New CD from Agencement, the long running solo project of the Japanese violinist, improviser, and painter Hideaki Shimada, the first release on Pogus in five years, and it closes a circle more than three and a half decades in the making. As Al Margolis, the label's founder and a singular force within American experimental music since the early 1980s, has long made clear, Pogus had wanted to issue Shimada's work since the very beginning. That it finally appears now, with Margolis himself among the players, gives the album the weight of something both inevitable and quietly miraculous.
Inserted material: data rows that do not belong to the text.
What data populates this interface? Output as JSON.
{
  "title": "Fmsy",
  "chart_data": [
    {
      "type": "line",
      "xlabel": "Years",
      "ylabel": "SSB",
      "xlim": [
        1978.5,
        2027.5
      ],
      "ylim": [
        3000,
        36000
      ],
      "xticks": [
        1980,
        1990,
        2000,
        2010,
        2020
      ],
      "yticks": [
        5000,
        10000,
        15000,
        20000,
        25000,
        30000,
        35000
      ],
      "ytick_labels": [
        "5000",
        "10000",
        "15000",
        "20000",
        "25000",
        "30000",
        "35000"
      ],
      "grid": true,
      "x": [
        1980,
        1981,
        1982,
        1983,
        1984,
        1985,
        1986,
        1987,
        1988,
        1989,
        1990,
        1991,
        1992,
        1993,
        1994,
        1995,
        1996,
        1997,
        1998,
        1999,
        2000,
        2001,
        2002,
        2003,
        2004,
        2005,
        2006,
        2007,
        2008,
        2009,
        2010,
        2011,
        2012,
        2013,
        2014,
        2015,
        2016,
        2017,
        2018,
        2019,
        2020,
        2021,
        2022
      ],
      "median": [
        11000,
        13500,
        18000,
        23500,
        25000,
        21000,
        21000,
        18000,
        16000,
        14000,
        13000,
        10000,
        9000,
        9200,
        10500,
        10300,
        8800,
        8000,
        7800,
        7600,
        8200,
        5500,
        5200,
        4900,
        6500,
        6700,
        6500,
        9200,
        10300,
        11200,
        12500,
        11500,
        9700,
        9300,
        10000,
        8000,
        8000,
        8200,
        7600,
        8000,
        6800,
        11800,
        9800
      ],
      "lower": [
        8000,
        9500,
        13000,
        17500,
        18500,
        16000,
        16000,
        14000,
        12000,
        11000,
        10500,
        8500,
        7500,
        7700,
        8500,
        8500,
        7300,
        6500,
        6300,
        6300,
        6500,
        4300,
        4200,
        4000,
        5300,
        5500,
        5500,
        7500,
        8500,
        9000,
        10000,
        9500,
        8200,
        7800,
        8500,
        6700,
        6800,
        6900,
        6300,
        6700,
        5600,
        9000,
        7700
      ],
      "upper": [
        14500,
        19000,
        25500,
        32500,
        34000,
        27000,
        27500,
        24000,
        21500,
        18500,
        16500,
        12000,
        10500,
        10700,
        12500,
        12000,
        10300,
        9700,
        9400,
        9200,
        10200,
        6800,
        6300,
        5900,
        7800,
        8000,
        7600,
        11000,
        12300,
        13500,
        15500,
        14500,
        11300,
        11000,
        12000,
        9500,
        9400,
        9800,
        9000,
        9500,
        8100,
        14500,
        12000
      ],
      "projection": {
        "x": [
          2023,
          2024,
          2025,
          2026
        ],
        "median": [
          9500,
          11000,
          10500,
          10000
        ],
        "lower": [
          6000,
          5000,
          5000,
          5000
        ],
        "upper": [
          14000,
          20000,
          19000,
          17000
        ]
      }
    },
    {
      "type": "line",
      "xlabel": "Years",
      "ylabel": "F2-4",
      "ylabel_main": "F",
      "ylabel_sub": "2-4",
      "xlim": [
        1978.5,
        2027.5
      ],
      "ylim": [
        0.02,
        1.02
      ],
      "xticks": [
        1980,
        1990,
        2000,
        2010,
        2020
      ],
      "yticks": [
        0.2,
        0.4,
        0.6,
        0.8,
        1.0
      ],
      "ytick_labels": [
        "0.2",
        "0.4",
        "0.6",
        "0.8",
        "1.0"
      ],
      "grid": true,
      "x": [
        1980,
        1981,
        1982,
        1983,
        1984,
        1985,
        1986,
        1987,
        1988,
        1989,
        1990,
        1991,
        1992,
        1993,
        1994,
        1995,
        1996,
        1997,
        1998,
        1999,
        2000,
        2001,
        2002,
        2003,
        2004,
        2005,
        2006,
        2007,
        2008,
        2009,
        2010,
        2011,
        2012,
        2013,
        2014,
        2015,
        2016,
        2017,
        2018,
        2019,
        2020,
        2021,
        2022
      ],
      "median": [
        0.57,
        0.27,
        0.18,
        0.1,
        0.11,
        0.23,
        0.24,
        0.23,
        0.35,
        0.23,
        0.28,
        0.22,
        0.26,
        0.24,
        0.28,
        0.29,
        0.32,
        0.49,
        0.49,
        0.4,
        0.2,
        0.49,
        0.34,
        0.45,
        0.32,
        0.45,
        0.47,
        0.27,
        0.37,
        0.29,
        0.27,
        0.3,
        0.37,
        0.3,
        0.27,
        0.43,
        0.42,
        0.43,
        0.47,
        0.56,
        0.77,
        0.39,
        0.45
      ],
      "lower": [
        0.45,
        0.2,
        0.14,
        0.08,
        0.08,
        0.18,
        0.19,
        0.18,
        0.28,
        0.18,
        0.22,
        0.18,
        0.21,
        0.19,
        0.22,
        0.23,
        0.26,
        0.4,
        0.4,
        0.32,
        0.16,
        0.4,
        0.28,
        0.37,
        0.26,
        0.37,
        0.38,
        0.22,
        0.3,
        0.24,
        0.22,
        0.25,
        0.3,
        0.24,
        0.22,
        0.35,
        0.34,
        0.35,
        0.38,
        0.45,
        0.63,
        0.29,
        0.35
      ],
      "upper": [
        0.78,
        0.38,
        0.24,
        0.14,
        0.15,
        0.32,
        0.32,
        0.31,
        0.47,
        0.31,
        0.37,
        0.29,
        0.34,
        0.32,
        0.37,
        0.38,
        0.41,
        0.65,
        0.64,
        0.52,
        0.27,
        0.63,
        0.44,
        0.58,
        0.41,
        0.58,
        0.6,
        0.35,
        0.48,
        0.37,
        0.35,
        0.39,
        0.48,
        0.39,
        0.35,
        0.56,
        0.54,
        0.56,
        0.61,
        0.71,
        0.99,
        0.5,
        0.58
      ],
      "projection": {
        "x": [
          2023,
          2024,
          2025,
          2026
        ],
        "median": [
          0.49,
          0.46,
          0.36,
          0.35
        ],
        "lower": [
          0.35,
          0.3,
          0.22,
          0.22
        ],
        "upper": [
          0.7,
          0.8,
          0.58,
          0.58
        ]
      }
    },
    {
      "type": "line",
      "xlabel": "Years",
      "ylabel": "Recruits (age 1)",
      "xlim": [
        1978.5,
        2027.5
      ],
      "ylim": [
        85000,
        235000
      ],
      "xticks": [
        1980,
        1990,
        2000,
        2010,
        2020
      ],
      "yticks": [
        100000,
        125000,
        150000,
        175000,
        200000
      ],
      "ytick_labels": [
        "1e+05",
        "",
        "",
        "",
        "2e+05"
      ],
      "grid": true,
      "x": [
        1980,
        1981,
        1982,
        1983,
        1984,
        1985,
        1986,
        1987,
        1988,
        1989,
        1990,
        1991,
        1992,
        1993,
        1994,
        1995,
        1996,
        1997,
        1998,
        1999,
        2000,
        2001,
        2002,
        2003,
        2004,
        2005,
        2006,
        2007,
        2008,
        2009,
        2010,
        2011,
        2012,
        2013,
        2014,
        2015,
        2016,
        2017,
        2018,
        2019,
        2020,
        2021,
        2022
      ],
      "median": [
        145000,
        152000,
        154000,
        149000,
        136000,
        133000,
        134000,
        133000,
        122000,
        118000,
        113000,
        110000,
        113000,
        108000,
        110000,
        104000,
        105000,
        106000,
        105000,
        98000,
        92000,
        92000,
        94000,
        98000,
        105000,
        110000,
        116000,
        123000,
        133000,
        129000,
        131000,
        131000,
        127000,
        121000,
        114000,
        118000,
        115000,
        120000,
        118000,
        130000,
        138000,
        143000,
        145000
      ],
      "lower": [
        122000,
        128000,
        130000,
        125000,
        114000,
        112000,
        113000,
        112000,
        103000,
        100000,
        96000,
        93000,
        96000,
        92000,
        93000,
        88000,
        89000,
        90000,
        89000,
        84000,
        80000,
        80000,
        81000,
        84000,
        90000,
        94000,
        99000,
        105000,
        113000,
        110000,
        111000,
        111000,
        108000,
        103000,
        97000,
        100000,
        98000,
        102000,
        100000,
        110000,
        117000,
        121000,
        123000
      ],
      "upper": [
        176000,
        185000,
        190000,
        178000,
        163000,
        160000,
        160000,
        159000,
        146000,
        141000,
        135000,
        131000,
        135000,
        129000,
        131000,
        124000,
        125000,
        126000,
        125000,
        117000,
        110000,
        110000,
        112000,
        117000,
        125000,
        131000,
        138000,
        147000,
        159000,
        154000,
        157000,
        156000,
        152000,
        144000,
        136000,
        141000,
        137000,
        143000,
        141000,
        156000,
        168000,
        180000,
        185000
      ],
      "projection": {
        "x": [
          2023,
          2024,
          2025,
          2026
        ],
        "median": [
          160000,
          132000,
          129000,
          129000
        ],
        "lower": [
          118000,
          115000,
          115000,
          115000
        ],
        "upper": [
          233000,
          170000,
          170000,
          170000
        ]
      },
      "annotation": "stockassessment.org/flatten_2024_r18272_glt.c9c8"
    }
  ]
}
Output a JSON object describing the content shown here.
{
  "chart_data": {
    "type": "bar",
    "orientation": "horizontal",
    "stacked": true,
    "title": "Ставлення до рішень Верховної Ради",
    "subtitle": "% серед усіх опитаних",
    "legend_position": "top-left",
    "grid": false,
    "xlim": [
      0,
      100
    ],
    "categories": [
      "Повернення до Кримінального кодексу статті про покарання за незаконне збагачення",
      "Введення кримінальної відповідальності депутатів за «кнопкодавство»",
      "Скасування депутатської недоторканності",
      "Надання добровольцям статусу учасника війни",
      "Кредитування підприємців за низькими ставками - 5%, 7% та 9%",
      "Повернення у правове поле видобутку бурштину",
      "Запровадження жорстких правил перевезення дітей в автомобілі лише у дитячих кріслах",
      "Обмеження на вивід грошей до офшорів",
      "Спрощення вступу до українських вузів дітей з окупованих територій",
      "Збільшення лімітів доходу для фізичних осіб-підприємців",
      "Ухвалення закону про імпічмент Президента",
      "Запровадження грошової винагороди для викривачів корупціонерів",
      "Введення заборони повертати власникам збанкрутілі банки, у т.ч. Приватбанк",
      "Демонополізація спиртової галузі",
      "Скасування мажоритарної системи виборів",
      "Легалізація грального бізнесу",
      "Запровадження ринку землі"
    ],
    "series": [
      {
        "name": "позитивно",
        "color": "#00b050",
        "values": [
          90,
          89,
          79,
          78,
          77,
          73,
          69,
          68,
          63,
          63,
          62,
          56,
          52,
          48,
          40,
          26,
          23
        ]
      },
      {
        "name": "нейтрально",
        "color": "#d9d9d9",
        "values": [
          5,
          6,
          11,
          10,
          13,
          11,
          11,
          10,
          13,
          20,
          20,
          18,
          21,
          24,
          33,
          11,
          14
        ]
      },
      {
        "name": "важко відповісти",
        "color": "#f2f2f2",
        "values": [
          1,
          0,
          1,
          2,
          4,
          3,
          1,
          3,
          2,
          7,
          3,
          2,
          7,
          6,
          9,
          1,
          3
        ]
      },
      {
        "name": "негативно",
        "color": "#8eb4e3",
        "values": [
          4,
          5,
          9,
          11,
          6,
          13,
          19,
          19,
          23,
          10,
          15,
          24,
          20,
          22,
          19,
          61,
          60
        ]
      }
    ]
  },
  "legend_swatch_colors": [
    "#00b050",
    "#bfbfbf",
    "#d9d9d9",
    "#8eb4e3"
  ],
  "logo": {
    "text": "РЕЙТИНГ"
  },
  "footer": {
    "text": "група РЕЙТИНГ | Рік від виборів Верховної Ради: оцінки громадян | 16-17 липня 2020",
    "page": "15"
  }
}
Shimada's path runs through one of the richest undercurrents of postwar Japanese sound. Born in 1962, he came of age within KUC, the Kanazawa citizens' collective whose journal Avant-garde opened a window onto the rarest reaches of progressive rock, free jazz, and contemporary composition. It was through the example of Derek Bailey that he first took up improvised violin at the turn of the 1980s, and by mid decade he had begun building the multitracked, self contained world of Agencement, a music made entirely from layered violin and assembled with the patience of a painter laying down glazes. He moved easily through the Japanese noise milieu of those years, sharing stages with figures such as Merzbow, before his third album, Viosphere, drew international acclaim in 1991 and then, characteristically, he withdrew, releasing little while the decades turned.
What unfolded afterward reads less as a career than as a slow widening of community. From the 2000s onward Shimada became a gathering point, performing in London at Mopomoso, the long running improvised music series convened by guitarist John Russell, and bringing an extraordinary roster of players to Kanazawa, among them Eddie Prévost, John Butcher, Sabu Toyozumi, Roger Turner, and Evan Parker, often at the 21st Century Museum of Contemporary Art. In 2024 he broke a thirty five year silence on vinyl with Binomial Cascades. The present recording extends that reawakening, and does so by reaching back. It opens with an echo that recalls his very first LP, a faint resonance of the late 1980s and of those early transatlantic letters exchanged with Margolis and with David Prescott of Generations Unlimited, the American label that first carried his music abroad.
Yet this is no exercise in nostalgia. Where the early Agencement was a closed architecture of violin alone, here Shimada turns toward the orchestral, folding in violas and cellos, shifting frequencies, and handing the wind and brass to Margolis, so that the long distance correspondence of 1990 becomes, at last, a shared act of making. Completed in the winter of 2025 and 2026 rather than across the customary year of recording and mixing, it carries the charge of a new beginning, and Shimada suggests this orchestral turn will continue to evolve in the years ahead. The instruction he leaves the listener is the only one such music ever needs. Listen.